As legislators face a January 30 government funding deadline, the House has passed legislation that would further erode the Internal Revenue Service’s annual budget and negatively impact federal tax enforcement. The House funding bill slashes the tax agency’s budget by over $1 billion, a nine percent cut from the agency’s $12.3 billion budget for FY2025. Under the House bill, the IRS enforcement budget would be cut by eight percent, which if enacted would bring the annual enforcement budget under $5 billion for the first time since FY2021.
A separate government funding bill also passed by the House includes a $11.7 billion clawback of operations funding originally provided to the IRS in 2022 by the Inflation Reduction Act (IRA). The IRA specifically allocated $80 billion in additional funding for the IRS for a ten-year period, but those funds have been repeatedly subject to recission over the last three years. The most recent recission occurred last year when $20.2 billion was clawed back as part of a government funding deal. If this bill becomes law, as expected, the total amount of IRA funding for IRS operations that has been rescinded to date will be over $53 billion.
Notably, the Congressional Budget Office estimated that the proposed $11.7 billion clawback of IRS operations support would reduce enforcement activities and revenue collection at a cost of approximately $38 billion over 10 years.
The Senate is expected to take up consideration of these bills this week.
On the same day that the House passed the IRS budget bill, the IRS Advisory Council, which serves as an advisory board to the IRS Commissioner, issued its annual report.
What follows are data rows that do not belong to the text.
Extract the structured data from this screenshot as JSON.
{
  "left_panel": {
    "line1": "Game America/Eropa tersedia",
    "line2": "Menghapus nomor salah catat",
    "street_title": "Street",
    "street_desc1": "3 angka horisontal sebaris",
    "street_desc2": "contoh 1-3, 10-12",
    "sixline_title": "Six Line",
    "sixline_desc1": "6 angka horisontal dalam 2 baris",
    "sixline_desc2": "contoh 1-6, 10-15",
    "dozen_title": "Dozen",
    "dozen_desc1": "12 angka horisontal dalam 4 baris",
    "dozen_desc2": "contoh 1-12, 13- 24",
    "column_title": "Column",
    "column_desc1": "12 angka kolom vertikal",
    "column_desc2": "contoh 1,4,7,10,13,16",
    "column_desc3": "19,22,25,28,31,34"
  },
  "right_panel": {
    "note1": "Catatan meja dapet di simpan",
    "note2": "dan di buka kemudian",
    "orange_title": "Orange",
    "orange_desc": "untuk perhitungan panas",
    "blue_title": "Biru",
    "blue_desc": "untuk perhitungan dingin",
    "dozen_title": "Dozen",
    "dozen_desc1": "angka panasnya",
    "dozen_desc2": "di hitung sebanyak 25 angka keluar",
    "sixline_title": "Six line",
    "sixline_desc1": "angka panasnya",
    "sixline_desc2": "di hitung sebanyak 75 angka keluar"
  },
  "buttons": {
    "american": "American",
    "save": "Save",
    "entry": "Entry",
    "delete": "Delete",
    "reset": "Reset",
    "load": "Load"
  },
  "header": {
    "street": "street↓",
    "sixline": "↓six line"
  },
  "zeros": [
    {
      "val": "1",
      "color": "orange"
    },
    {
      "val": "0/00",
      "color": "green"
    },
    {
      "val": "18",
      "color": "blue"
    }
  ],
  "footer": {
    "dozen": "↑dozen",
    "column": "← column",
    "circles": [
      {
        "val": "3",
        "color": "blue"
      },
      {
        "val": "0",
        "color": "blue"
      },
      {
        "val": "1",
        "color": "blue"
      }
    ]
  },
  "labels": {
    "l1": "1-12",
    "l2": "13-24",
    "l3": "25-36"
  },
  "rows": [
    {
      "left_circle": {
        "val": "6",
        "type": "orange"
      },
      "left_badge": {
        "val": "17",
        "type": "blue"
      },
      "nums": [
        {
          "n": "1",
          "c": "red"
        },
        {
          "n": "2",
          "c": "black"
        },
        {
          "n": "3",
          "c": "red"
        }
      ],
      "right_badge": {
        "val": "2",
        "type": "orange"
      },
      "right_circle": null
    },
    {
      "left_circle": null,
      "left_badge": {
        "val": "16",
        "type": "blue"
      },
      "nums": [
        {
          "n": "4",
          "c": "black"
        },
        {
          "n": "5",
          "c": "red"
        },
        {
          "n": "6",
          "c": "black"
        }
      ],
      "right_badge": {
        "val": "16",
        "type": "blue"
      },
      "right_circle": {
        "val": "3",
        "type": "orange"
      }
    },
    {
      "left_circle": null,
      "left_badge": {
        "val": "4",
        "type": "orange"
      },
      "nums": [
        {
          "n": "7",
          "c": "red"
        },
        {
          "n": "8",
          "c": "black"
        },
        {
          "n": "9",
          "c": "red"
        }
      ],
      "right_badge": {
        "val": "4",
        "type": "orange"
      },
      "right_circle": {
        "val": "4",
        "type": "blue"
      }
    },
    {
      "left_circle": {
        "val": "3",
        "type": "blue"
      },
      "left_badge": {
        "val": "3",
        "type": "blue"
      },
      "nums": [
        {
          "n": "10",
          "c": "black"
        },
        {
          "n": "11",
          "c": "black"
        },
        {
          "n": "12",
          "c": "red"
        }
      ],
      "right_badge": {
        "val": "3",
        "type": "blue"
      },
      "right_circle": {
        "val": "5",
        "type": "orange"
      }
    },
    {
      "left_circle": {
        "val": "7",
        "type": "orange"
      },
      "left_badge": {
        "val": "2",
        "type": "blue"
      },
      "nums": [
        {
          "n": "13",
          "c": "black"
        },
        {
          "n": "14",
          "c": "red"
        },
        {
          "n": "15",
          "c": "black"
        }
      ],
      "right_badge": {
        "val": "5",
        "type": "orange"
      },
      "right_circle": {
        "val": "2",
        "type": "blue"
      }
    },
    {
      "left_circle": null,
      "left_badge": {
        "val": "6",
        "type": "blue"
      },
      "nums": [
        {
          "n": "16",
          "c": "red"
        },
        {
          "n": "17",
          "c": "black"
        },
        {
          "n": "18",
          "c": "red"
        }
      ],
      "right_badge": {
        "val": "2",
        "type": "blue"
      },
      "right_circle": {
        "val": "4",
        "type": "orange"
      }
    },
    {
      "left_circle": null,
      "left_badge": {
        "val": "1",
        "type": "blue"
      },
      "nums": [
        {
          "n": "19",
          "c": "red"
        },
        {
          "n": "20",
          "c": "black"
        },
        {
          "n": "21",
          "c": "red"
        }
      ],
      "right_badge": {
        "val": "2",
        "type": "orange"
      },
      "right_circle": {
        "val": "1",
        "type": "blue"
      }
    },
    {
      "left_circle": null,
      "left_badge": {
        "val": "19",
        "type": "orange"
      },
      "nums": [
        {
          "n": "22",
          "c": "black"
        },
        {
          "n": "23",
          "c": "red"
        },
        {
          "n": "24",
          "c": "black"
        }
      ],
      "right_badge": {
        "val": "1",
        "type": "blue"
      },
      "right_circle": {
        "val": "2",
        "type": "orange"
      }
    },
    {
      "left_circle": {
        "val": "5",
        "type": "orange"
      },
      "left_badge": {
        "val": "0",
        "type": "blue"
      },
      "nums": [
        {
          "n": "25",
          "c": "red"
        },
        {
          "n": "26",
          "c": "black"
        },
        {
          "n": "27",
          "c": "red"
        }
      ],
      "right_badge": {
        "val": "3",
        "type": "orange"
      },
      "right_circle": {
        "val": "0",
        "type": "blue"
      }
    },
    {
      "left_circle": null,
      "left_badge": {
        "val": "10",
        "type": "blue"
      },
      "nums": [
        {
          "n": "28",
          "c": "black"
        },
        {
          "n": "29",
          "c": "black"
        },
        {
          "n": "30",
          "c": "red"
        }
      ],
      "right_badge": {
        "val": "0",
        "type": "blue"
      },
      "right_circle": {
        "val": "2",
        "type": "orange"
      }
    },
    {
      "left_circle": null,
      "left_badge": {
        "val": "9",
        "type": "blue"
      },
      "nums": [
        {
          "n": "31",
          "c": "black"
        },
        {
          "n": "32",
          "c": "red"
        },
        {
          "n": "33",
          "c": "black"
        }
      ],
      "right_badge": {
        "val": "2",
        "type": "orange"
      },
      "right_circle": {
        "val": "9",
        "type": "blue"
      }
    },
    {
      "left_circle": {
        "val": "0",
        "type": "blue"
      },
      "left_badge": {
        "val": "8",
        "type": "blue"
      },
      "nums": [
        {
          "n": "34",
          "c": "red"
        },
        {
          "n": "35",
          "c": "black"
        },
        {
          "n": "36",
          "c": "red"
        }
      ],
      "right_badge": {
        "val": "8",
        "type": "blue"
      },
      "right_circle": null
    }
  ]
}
In its very first recommendation, the council urged the IRS to do a better job at educating Congress and the American public about the critical role the IRS plays in collecting revenue that provides funding for activities and projects that benefit all Americans. The council also observed that in FY2024, the IRS collected $5.1 trillion in revenue on an appropriated budget of $12.3 billion, a remarkable 415:1 return on investment.